Saturday, February 09, 2008

Nuclear Energy Hoax and Its Hucksters

FAIR (Fairness and Accuracy in Reporting) just posted an outstanding article, repurposed from their print publication Extra, that chronicles the media's inattention to the glaring problems of nuclear power. The purported revival of nuclear energy is being heralded as a dramatic and important advance in the fight against global warming, but, as this article points out, the problems of nuclear power run the gamut from excessive costs to unacceptable risks. Karl Grossman, a professor of journalism at the State University of New York College, in this article, Money is the Real Green Power, points out:

“With a very few notable exceptions, such as the Los Angeles Times, the U.S. media have turned the same sort of blind, uncritical eye on the nuclear industry’s claims that led an earlier generation of Americans to believe atomic energy would be too cheap to meter,” comments Michael Mariotte, executive director of the Nuclear Information and Resource Service. “The nuclear industry’s public relations effort has improved over the past 50 years, while the natural skepticism of reporters toward corporate claims seems to have disappeared.”


The risk scenarios are also regularly downplayed, though the potential disasterous effects of a meltdown are mind-numbing.

As to the risks, the mainstream media’s handling—or non-handling—of the U.S. government’s most comprehensive study on the consequences of a nuclear plant accident is instructive. Calculation of Reactor Accident Consequences 2 (known as CRAC-2) was done by the Nuclear Regulatory Commission in the 1980s. Bill Smirnow, an anti-nuclear activist, has tried for years to interest media in reporting on it—sending out information about it continually.

The study estimates the impacts from a meltdown at each nuclear plant in the U.S. in categories of “peak early fatalities,” “peak early injuries,” “peak cancer deaths” and “costs [in] billions.” (“Peak” refers to the highest calculated value—not a “worst case scenario,” as worse assumptions could have been chosen.) For the Indian Point 3 plant north of New York City, for example, the projection is that a meltdown would cause 50,000 “peak early fatalities,” 141,000 “peak early injuries,” 13,000 “peak cancer deaths,” and $314 billion in property damage—and that’s based on the dollar’s value in 1980, so the cost today would be nearly $1 trillion. For the Salem 2 nuclear plant in New Jersey, the study projects 100,000 “peak early fatalities,” 70,000 “peak early injuries,” 40,000 “peak cancer deaths,” and $155 billion in property damage. The study provides similarly staggering numbers across the country.
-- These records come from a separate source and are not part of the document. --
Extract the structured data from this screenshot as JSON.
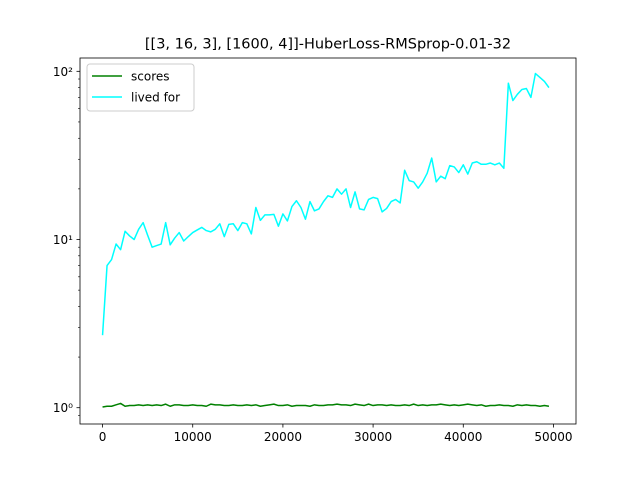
{
  "chart_data": {
    "type": "line",
    "title": "[[3, 16, 3], [1600, 4]]-HuberLoss-RMSprop-0.01-32",
    "xlabel": "",
    "ylabel": "",
    "yscale": "log",
    "xlim": [
      -2500,
      52500
    ],
    "ylim": [
      0.8,
      120
    ],
    "grid": false,
    "legend_position": "top-left",
    "x_ticks": [
      0,
      10000,
      20000,
      30000,
      40000,
      50000
    ],
    "x_tick_labels": [
      "0",
      "10000",
      "20000",
      "30000",
      "40000",
      "50000"
    ],
    "y_ticks": [
      1,
      10,
      100
    ],
    "y_tick_labels": [
      "10⁰",
      "10¹",
      "10²"
    ],
    "series": [
      {
        "name": "scores",
        "color": "#008000",
        "x": [
          0,
          500,
          1000,
          1500,
          2000,
          2500,
          3000,
          3500,
          4000,
          4500,
          5000,
          5500,
          6000,
          6500,
          7000,
          7500,
          8000,
          8500,
          9000,
          9500,
          10000,
          10500,
          11000,
          11500,
          12000,
          12500,
          13000,
          13500,
          14000,
          14500,
          15000,
          15500,
          16000,
          16500,
          17000,
          17500,
          18000,
          18500,
          19000,
          19500,
          20000,
          20500,
          21000,
          21500,
          22000,
          22500,
          23000,
          23500,
          24000,
          24500,
          25000,
          25500,
          26000,
          26500,
          27000,
          27500,
          28000,
          28500,
          29000,
          29500,
          30000,
          30500,
          31000,
          31500,
          32000,
          32500,
          33000,
          33500,
          34000,
          34500,
          35000,
          35500,
          36000,
          36500,
          37000,
          37500,
          38000,
          38500,
          39000,
          39500,
          40000,
          40500,
          41000,
          41500,
          42000,
          42500,
          43000,
          43500,
          44000,
          44500,
          45000,
          45500,
          46000,
          46500,
          47000,
          47500,
          48000,
          48500,
          49000,
          49500
        ],
        "values": [
          1.01,
          1.02,
          1.02,
          1.04,
          1.06,
          1.02,
          1.03,
          1.03,
          1.04,
          1.03,
          1.04,
          1.03,
          1.04,
          1.03,
          1.05,
          1.02,
          1.04,
          1.04,
          1.03,
          1.03,
          1.04,
          1.03,
          1.03,
          1.02,
          1.05,
          1.04,
          1.04,
          1.03,
          1.03,
          1.04,
          1.03,
          1.03,
          1.04,
          1.03,
          1.04,
          1.02,
          1.03,
          1.04,
          1.05,
          1.03,
          1.03,
          1.04,
          1.02,
          1.03,
          1.03,
          1.03,
          1.02,
          1.04,
          1.03,
          1.03,
          1.04,
          1.04,
          1.05,
          1.04,
          1.04,
          1.03,
          1.05,
          1.04,
          1.03,
          1.05,
          1.03,
          1.04,
          1.04,
          1.03,
          1.04,
          1.03,
          1.03,
          1.04,
          1.03,
          1.05,
          1.03,
          1.04,
          1.03,
          1.04,
          1.04,
          1.05,
          1.04,
          1.03,
          1.04,
          1.03,
          1.04,
          1.05,
          1.04,
          1.03,
          1.04,
          1.02,
          1.03,
          1.03,
          1.04,
          1.03,
          1.03,
          1.02,
          1.04,
          1.03,
          1.04,
          1.03,
          1.03,
          1.02,
          1.03,
          1.02
        ]
      },
      {
        "name": "lived for",
        "color": "#00ffff",
        "x": [
          0,
          500,
          1000,
          1500,
          2000,
          2500,
          3000,
          3500,
          4000,
          4500,
          5000,
          5500,
          6000,
          6500,
          7000,
          7500,
          8000,
          8500,
          9000,
          9500,
          10000,
          10500,
          11000,
          11500,
          12000,
          12500,
          13000,
          13500,
          14000,
          14500,
          15000,
          15500,
          16000,
          16500,
          17000,
          17500,
          18000,
          18500,
          19000,
          19500,
          20000,
          20500,
          21000,
          21500,
          22000,
          22500,
          23000,
          23500,
          24000,
          24500,
          25000,
          25500,
          26000,
          26500,
          27000,
          27500,
          28000,
          28500,
          29000,
          29500,
          30000,
          30500,
          31000,
          31500,
          32000,
          32500,
          33000,
          33500,
          34000,
          34500,
          35000,
          35500,
          36000,
          36500,
          37000,
          37500,
          38000,
          38500,
          39000,
          39500,
          40000,
          40500,
          41000,
          41500,
          42000,
          42500,
          43000,
          43500,
          44000,
          44500,
          45000,
          45500,
          46000,
          46500,
          47000,
          47500,
          48000,
          48500,
          49000,
          49500
        ],
        "values": [
          2.7,
          7.0,
          7.6,
          9.4,
          8.7,
          11.2,
          10.5,
          10.0,
          11.5,
          12.6,
          10.6,
          9.0,
          9.2,
          9.4,
          12.6,
          9.3,
          10.2,
          11.0,
          9.8,
          10.4,
          11.0,
          11.4,
          11.8,
          11.3,
          11.1,
          11.5,
          12.4,
          10.4,
          12.3,
          12.4,
          11.3,
          12.6,
          12.4,
          10.8,
          15.5,
          13.0,
          14.0,
          14.0,
          14.1,
          12.0,
          14.2,
          12.9,
          15.7,
          17.0,
          15.5,
          13.2,
          16.8,
          14.8,
          15.2,
          16.8,
          18.2,
          17.8,
          20.0,
          18.6,
          20.0,
          15.5,
          19.2,
          15.2,
          15.0,
          17.3,
          17.8,
          17.5,
          14.6,
          15.3,
          16.8,
          17.3,
          16.5,
          25.8,
          22.4,
          22.0,
          20.2,
          22.0,
          24.8,
          30.5,
          22.0,
          23.8,
          23.0,
          27.5,
          27.0,
          25.0,
          27.8,
          24.5,
          28.5,
          29.0,
          28.0,
          28.0,
          28.5,
          27.8,
          28.5,
          26.5,
          85.0,
          67.0,
          73.0,
          78.0,
          79.0,
          70.0,
          97.0,
          92.0,
          87.0,
          80.0
        ]
      }
    ]
  }
}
And it's pretty clear that the Nuclear Regulatory Commission plays number games with accident probabilities, as discussed in this well-documented, heavily footnoted article from Greenpeace USA, The Probablility of a Nuclear Accident.

Why are the major media so enthusiastically supportive of nuclear power? Just follow the money trail:

What are the causes of the media nuclear dysfunction? The obvious problem is media ownership. General Electric, for one, is both a leading nuclear plant manufacturer and a media mogul, owning NBC and other outlets. (For years, CBS was owned by Westinghouse; Westinghouse and GE are the Coke and Pepsi of nuclear power.) There have been board and financial interlocks between the media and nuclear industries. There is the long-held pro-nuclear faith at media such as the New York Times.


There are abundant alternatives to nuclear energy that are genuinely clean, safe, and sustainable. But, don't expect to hear this from the mainstream media.